Please take a moment to read the information contained below as a guide to help yourselves and your children work through the variety of emotions that can accompany such a tragedy including sadness, grief, helplessness, anxiety, and anger.
Use the following techniques when talking to children regarding the tragedy:
Find times when they are most likely to talk, when they are calm and listening. Let them know you are interested in them and how they are coping with the information they are getting. Listen to their thoughts and point of view. Don’t interrupt – allow them to express their ideas and understanding before you respond. Remind them you are there for them to provide safety, comfort and support.
1. Consider the age and developmental level of the child:
Very young children who are not likely to hear about the situation from others (siblings, friends, or peers at school) may not be aware of what took place and therefore may not need an adult to discuss it with them. If a parent or caregiver suspects that the child may hear something, then it is much better for the discussion to come from the parent or caregiver directly.
School age children who are most certainly going to hear about it from other sources should hear from their parents or caregivers first if possible.
2. When speaking to school age children:
Follow their lead.
Younger children will often be satisfied with a few basic facts. Too many details may frighten and overwhelm them. If this is the case, parents should reassure them as best they can and then keep the door open for the child to initiate more conversation. If the child asks more questions, parents should give honest, simple answers. It’s okay for an adult to say, “I don’t know.”
Some students may seem to "not react", or appear to not be effected by the news. This is ok as well, and a child should not be "pushed" to feel any specific emotions.
3. When speaking to teenagers:
When talking to teenagers, moral and ethical issues are likely to come up, so be prepared to have more complicated discussions with them about topics such as:
Why someone would do something like this?
Religious questions (ex: “How could G-d let something like this happen?”)
What should happen to someone who does something like this?
Larger societal issue, such as gun control, etc.
4. How to handle our own emotions:
Remember that parents and caregivers are models for their children.

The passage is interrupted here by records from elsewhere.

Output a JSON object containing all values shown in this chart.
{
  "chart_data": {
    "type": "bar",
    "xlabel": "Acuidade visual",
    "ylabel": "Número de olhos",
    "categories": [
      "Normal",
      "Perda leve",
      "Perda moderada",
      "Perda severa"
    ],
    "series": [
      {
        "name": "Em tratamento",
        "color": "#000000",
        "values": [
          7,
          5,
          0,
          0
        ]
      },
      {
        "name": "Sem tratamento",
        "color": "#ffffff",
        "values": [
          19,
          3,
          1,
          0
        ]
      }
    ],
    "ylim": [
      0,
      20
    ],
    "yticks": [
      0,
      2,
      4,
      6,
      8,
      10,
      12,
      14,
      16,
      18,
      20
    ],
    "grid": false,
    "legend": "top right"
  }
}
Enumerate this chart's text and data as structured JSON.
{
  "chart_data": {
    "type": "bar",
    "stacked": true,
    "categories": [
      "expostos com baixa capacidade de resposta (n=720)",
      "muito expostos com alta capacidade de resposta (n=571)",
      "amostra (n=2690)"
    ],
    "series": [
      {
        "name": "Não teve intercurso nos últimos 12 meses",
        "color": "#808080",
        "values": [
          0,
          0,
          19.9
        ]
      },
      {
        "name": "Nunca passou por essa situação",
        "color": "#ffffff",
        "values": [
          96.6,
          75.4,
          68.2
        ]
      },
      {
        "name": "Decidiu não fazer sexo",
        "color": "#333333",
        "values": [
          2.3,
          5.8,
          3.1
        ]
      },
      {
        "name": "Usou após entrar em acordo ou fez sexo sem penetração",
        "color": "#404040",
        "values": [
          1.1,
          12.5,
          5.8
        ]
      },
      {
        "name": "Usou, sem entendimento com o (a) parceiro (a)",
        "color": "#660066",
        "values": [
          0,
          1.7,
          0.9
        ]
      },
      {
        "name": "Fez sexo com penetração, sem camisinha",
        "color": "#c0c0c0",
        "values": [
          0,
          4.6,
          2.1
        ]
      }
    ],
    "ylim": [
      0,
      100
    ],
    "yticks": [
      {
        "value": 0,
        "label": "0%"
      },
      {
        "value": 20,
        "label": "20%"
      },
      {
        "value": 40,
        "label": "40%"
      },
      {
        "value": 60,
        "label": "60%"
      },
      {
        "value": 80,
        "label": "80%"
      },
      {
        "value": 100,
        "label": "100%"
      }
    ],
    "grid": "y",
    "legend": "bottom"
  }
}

If adults avoid the topic, it gives the message that we shouldn't discuss it, or that we are not able to.
It’s okay for parents to cry and to model for children that we all have emotional reactions. This can help normalize the expression of emotion. At the same time, parents and caregivers should pay attention to their own reactions. Adults who are overwhelmed or having difficulty functioning should get support first so they can be there for their children and reassure them.
5. Providing security:
When talking to children of any age, it is important to remind them that events such as this shooting in Las Vegas are extremely rare!
6. When to be concerned:
It is important to keep in mind that when something of this magnitude occurs, some level of emotional reaction is to be expected. This will vary by individual. Normal reactions may include:
- Tearfulness and sadness
- Clinginess or a need for increased reassurance
- Upsetting and frightening dream
- Some separation anxiety
In most cases, some reassurance, support and sticking to normal routines and structure will be enough to help children cope following a tragedy.
Children often deal with emotions - especially difficult ones, through play. Acting out scenes they have heard about or witnessed, is completely normal. Do not stop them from playing, rather listen to the words they are saying.
Children are by nature, resilient. They can and will bounce back and get through this tragedy with the help, love and support from those around them.
If your child is not responding to the above, or if their academic or social functioning seems to be impaired, you may want to consider consulting with a mental health professional.